Weaknesses: Alcohol, being too vocal at times, hard to get myself motivated.

Likes: Hockey, metal, Josh Homme (is GOD), socializing, partying, slurpees, alcohol, and his friends. 
Dislikes: Closed-minds, rap and country music, assholes without a purpose (as in people who are dicks and don't know when to stop being dicks), yuppies, Axl Rose, and intolerance.

History: Born in Phoenix, AZ, raised in Roselle, IL. There's not much else to tell, really. 

Clothing/Personal Style: Metal attire (hoodies, leather, ragged/ripped jeans, band tees, etc.)

Goal: To get drunk as much as possible without killing myself.
Profession: Walgreens' Service Clerk
Personal quote: "What Happened?"
Theme song: "Feel Good Hit of the Summer" - Queens of the Stone Age /OR/ "Echos" - The Absence.
Birthdate: 8/27/1991
Star sign: Virgo

Favorite food: Hot wings
Favorite drink: Skyy Vodka
Favorite location: My friend's garage (the ultimate hang-out base)
Favorite weather: Overcast and breezy, but no rain.
Favorite color: Orange <3

Least liked food: Mushrooms
Least liked drink: Busch Light
Least liked location: Airborne or in Philadelphia.
Least liked weather: Tsunami

Favorite person: Josh Homme/ my friends
Least liked person: Axl Rose
Friends: Nick, Caleb, Rawrsome_Wolf, Ahkmill, Marodi, amongst others.
Enemies: Anyone who touches my tail without my permission.
Significant other: Nick, my boyfriend. <3333


----------



## xXFORERUNNERXx (Aug 30, 2009)

cool


----------



## Duality Jack (Aug 30, 2009)

neat-o


----------



## Vatz (Sep 6, 2009)

Nice.


----------



## Takun (Sep 6, 2009)

Missing out on the rap musics broski.

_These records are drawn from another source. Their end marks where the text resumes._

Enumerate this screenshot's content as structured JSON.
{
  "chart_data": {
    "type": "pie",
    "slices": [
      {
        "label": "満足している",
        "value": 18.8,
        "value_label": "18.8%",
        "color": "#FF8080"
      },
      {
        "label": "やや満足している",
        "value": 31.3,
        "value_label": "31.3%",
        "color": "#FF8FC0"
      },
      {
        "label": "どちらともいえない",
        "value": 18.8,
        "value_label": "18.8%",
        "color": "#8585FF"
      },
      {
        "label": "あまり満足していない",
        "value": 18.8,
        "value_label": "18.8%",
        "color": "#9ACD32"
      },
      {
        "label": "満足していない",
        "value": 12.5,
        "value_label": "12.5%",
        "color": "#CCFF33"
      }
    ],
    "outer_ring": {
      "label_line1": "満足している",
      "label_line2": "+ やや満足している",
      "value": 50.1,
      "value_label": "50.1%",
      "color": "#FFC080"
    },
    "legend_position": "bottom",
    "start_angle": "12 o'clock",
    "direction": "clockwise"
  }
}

Stop being so close-minded ;3


----------



## Vatz (Sep 6, 2009)

Takumi_L said:


> Missing out on the rap musics broski. Stop being so close-minded ;3


 
Rap is not music--it is random words.

Although I will admit it is usually easier to understand than "normal" music. I actually find _some_ rap okay...


----------



## Ash-Fox (Sep 6, 2009)

Hitman344 said:


> Profession: College student


Woha, you get paid to be a college student, to have it as a job :O


----------



## KaiFox (Sep 24, 2009)

Takumi_L said:


> Missing out on the rap musics broski. Stop being so close-minded ;3


 
But I don't like the rap as much. lol



Ash-Fox said:


> Woha, you get paid to be a college student, to have it as a job :O


 
Well, what else would I have put there?

Besides, updated.


----------



## Lasair (Sep 26, 2009)

very nice mate.
oh and Josh Homme isnt just god.

He is GREATER than god!
QOTSA rule ^_^


----------



## russetwolf13 (Sep 27, 2009)

Vatz said:


> Rap is not music--it is random words.
> 
> Although I will admit it is usually easier to understand than "normal" music. I actually find _some_ rap okay...



Rap is older than the hills. Shakespeare is in iambic pentameter after all.


----------



## Ibuuyk (Sep 27, 2009)

Nice fursona dude


----------